A vintage mechanical watch, lightly worn
Not a beater. Not a neglected piece with a clouded crystal or a running dial. A watch worn daily by someone who valued it: case edges softened slightly by the natural abrasion of a cuff, bracelet links carrying a faint satin on the outer surface, the caseback carrying the faint impression of a watchmaker's tool. That is a watch that tells two stories: the maker's and the owner’s. A Patek Philippe 5196 in white gold, worn for two decades, develops a warmth in the bezel that no boutique polish can replicate. A Rolex 1601 Datejust with a gilt dial ages into what collectors call "tropical", becoming not only more valuable, but more beautiful, worn than new.
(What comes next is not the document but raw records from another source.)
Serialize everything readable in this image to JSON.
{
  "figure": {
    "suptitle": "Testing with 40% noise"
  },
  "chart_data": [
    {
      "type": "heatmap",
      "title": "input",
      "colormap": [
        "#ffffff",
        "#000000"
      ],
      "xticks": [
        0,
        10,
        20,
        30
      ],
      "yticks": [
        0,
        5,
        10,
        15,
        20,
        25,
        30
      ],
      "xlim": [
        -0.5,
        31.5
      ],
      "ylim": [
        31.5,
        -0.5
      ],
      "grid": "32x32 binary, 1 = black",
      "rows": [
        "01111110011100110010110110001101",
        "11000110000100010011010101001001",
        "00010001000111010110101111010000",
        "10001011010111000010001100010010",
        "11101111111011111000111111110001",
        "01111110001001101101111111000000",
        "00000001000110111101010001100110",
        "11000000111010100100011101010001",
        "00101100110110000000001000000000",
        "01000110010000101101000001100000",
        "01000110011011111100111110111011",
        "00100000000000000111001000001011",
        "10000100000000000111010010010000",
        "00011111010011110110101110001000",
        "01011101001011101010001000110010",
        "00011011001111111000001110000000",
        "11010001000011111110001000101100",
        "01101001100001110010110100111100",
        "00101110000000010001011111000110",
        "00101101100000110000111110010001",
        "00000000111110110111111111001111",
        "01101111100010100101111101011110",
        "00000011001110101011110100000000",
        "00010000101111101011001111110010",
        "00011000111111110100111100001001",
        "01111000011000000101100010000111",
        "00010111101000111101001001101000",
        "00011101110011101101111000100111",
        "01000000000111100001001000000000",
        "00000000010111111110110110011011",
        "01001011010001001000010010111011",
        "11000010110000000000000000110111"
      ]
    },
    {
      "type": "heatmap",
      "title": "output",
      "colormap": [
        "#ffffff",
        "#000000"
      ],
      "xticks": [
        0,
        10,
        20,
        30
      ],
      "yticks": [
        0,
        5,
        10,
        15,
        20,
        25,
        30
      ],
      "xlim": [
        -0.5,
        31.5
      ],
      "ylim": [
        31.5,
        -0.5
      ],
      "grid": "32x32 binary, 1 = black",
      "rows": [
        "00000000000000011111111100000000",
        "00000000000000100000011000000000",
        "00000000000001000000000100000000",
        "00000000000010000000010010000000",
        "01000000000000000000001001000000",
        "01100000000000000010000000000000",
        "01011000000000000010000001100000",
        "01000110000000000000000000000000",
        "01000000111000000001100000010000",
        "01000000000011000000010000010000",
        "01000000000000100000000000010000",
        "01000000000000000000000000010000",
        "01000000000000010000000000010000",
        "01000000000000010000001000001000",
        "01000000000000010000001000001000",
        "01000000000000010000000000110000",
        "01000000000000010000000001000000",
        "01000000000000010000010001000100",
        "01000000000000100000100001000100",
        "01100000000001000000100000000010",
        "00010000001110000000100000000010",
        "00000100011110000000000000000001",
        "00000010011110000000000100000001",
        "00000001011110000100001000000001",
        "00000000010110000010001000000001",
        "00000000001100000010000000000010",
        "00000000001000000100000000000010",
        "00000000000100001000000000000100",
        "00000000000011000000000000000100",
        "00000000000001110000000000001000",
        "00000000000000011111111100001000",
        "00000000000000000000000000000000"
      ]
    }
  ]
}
WATCH CLUB, PATEK PHILIPPE CALATRAVA 5196G
A canvas-and-leather holdall, properly broken in
Waxed canvas darkens precisely where it is handled. The leather handles take on the oils of its owner, softening in ways that are specific. A proper holdall — from Swaine Adeney Brigg, Globe-Trotter, or a well-made piece from a Lagos or Accra atelier working in full-grain hide — earns its authority over years of airports, guest houses, early departures, and long drives. A bag that still looks new after a decade has likely not been used as intended. One that looks like it has been somewhere is the one worth carrying.
T.T DALK HOLDALL BAG IN BLACK
ELSA YOUNG
Beeswaxed or oiled solid hardwood furniture
A lacquered table resists wear. An oiled one responds to it. A ring from a glass, sanded lightly and re-oiled, disappears back into the grain. Corner knocks accumulate into a surface that becomes singular: this table, these years, this family. The finest craftsmen working in African hardwoods — iroko, mvuli, African rosewood — have always understood this. These are dense, slow-growing timbers with tight, complex grain that reward an oil finish, as it feeds the wood rather than sealing it away from the world. Antique dealers call it honest wear. Interior designers with a sure hand call it warmth. A room furnished entirely in new pieces is a room that has not yet decided who it is.
The slightly worn object is not the one you could not afford to replace. It is the one you chose not to. It has been used, maintained, returned to, kept in standard. It holds because it was made well, and because it was owned properly. Over time, it becomes more than its original form, carrying with it a record of where it has been and how it has been lived with. That distinction is rarely announced. It does not need to be. It is recognised, quietly, by those who understand that real value is not preserved by avoiding use, but by sustaining it.